Welby is potentially an interesting choice, and that's why I'm giving him a chance. He offers things to both the left and the right. Pure enough ideologically to satisfy conservatives, he comes with the potential to be a radical and credible critic of the West's worship of Mammon, and that is something beyond price. The fact that he is an obvious pillar of the Evangelical establishment - Eton (and it is a very good school which produces a radical side as well as a Bullingdon side), Oxbridge, blue-chip London post, HTB, Cranmer Hall, St. John's Durham - makes him all the more valuable as a potential dissenter within the Establishment.

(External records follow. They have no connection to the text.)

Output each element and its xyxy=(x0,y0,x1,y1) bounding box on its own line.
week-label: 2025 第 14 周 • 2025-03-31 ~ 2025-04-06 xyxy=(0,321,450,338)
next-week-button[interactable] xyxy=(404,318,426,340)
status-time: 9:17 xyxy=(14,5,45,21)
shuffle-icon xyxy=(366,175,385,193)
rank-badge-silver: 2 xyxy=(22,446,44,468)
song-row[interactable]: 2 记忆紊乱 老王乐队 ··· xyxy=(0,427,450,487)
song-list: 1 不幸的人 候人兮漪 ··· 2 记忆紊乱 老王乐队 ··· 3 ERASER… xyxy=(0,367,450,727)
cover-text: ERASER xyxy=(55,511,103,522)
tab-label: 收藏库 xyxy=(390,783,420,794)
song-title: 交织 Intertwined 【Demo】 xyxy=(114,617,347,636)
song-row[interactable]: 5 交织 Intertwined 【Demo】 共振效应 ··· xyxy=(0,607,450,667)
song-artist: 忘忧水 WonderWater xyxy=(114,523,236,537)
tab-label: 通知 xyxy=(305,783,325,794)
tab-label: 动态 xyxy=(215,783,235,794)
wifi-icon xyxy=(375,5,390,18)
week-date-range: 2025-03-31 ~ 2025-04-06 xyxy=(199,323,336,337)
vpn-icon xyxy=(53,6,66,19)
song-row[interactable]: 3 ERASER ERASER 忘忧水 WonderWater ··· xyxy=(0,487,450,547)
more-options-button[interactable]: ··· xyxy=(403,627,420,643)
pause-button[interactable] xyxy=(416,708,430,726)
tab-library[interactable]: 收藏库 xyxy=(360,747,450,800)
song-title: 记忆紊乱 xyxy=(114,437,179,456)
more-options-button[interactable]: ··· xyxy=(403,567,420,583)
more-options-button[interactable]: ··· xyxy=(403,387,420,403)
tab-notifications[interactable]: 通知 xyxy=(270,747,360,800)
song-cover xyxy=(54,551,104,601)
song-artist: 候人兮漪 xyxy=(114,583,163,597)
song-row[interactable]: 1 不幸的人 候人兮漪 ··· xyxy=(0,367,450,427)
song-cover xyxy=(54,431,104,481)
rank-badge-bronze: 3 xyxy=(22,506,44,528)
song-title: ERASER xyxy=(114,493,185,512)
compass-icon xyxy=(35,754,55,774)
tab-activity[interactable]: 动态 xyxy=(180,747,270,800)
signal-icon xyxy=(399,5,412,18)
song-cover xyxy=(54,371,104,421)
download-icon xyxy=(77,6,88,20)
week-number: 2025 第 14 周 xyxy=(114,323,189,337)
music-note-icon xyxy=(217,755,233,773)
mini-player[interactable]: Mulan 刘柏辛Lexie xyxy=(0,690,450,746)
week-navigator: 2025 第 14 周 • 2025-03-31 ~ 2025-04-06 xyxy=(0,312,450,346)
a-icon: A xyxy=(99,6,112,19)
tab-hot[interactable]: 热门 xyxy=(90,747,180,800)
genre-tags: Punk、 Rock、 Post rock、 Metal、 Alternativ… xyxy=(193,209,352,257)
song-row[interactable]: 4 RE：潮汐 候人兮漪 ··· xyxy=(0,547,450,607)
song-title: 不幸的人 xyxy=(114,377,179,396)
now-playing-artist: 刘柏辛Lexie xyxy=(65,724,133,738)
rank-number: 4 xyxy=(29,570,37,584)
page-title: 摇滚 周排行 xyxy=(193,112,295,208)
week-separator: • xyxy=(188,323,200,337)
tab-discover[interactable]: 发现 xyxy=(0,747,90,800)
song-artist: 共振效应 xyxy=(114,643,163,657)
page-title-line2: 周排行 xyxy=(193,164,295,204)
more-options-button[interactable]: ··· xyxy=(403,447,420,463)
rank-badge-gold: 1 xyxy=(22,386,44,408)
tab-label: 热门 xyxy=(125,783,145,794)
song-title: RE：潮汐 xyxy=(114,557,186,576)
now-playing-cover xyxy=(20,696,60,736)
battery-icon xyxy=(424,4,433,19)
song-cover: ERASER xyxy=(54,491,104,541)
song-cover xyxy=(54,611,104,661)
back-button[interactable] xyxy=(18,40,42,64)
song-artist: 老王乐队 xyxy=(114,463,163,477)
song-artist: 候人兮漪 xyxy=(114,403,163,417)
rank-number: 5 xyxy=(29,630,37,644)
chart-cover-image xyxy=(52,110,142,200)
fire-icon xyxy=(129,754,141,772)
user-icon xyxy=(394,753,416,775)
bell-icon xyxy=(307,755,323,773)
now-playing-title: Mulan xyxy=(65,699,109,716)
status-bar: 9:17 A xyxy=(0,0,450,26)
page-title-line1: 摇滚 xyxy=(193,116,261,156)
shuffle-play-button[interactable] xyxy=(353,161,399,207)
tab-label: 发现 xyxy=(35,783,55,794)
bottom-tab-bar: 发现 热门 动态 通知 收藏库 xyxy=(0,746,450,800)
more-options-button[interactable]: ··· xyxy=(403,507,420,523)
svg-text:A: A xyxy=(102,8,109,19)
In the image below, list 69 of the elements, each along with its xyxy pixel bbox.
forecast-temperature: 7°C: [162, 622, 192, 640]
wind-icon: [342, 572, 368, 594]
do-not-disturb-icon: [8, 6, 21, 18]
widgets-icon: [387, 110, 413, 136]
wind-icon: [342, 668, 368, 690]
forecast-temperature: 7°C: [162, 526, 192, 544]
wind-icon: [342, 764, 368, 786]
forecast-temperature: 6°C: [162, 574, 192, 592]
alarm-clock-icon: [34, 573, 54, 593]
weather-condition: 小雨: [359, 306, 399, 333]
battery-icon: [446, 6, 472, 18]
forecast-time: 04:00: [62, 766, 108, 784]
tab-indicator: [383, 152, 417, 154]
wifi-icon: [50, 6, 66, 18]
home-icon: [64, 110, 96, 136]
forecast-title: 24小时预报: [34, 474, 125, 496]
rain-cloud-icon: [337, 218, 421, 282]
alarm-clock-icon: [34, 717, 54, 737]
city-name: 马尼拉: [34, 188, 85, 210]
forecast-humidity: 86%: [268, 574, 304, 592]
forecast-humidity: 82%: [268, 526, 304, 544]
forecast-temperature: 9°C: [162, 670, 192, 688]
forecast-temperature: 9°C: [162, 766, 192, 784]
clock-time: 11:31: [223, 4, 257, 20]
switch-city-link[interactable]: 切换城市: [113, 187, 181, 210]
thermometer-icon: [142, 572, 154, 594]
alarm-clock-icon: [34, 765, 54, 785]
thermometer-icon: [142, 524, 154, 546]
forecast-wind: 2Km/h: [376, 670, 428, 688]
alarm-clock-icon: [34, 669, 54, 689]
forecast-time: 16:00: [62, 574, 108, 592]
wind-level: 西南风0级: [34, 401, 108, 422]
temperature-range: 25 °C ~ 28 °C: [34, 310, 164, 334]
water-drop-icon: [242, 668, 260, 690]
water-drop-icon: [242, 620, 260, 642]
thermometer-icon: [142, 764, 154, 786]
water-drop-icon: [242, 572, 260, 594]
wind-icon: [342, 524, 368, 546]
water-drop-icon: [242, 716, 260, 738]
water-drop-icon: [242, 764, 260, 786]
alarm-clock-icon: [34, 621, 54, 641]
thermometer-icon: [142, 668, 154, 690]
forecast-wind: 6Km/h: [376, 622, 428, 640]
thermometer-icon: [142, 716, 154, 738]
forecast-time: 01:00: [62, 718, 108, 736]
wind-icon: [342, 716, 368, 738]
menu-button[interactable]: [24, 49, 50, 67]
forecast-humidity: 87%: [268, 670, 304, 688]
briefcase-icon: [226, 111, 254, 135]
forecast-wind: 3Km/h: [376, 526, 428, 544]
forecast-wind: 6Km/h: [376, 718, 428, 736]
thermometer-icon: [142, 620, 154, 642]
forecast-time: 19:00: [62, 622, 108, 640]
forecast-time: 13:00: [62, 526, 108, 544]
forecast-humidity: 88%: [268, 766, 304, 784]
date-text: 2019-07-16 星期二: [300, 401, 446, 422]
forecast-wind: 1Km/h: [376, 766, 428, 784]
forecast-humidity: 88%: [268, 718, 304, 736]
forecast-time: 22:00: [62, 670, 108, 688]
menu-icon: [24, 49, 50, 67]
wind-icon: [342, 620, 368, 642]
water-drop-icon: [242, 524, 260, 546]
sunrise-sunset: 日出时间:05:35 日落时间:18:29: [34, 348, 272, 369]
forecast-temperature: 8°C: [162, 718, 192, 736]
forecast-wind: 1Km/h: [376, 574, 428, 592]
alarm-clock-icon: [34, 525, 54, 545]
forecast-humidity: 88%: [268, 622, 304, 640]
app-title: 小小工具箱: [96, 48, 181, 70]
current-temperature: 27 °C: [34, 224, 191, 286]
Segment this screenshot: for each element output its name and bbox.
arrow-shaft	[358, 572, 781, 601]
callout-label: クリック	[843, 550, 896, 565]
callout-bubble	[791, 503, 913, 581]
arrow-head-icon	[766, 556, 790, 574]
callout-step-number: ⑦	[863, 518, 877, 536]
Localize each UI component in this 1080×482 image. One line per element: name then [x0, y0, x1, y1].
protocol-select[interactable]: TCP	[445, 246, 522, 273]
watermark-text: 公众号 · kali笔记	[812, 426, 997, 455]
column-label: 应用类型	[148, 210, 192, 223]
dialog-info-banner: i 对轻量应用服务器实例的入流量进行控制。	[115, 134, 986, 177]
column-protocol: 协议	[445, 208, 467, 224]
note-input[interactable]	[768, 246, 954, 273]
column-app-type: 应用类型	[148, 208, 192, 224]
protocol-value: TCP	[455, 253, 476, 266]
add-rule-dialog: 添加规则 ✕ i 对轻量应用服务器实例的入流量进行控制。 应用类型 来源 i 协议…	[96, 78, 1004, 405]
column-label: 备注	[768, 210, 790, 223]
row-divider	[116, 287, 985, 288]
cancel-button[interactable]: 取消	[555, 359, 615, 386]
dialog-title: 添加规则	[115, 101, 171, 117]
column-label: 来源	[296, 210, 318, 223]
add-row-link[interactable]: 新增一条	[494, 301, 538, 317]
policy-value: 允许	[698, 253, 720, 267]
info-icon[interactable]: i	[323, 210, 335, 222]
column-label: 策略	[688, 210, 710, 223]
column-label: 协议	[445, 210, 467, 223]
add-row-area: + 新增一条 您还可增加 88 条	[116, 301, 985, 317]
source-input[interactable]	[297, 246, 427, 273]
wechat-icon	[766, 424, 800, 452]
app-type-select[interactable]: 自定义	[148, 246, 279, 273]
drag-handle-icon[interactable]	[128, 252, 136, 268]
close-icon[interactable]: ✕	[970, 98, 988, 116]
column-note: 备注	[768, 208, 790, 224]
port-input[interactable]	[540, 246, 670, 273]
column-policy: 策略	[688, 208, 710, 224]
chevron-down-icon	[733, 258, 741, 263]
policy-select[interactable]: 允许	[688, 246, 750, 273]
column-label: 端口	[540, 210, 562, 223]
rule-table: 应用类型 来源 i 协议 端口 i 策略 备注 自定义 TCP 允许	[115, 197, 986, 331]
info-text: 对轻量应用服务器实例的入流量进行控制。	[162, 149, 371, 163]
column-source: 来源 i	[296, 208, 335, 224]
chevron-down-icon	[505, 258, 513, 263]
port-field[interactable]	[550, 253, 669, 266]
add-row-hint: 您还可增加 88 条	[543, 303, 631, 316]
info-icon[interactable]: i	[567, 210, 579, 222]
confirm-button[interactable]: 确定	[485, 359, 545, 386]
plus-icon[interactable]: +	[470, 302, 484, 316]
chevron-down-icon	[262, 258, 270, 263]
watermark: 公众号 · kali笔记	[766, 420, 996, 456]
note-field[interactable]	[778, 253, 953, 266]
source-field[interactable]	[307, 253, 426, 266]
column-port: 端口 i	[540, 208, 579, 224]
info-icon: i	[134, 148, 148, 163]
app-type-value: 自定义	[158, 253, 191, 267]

But he's on the wrong side of a paradigm shift on the gay stuff. I don't find the divide on gay marriage to be a gay-straight thing at all. A lot of older gays are very conservative on the issue, often because they grew up in a horrid environment and are just grateful that they aren't criminals anymore. And a lot of younger straights are more radical than I am. And when I say to them, I'm not making too much of a fuss over this, they say, nope, you shouldn't have to put up with this and nor should anyone else. And the upper middle-classes needn't think this is just a chattering classes concern. I live on a council estate, a poor one, and a lot of working-class straight people, especially young women, are very exercised about this. It's just not on that people can't get married because they're a woman in love with another woman.
I'm sorry, but Mr. Welby is not going to stand in judgement over us, saying we're sinners because of who we love and that our marriages aren't real marriages and expect not to get comeback. Sorry, dude, but I'm not going to pretend I live in a 1930s drawing room, with all the potential for sin that creates, to satisfy a bunch of straight people.
All the same, Welby is not a choice to be dismissed. He comes with real strengths. Nobody's perfect.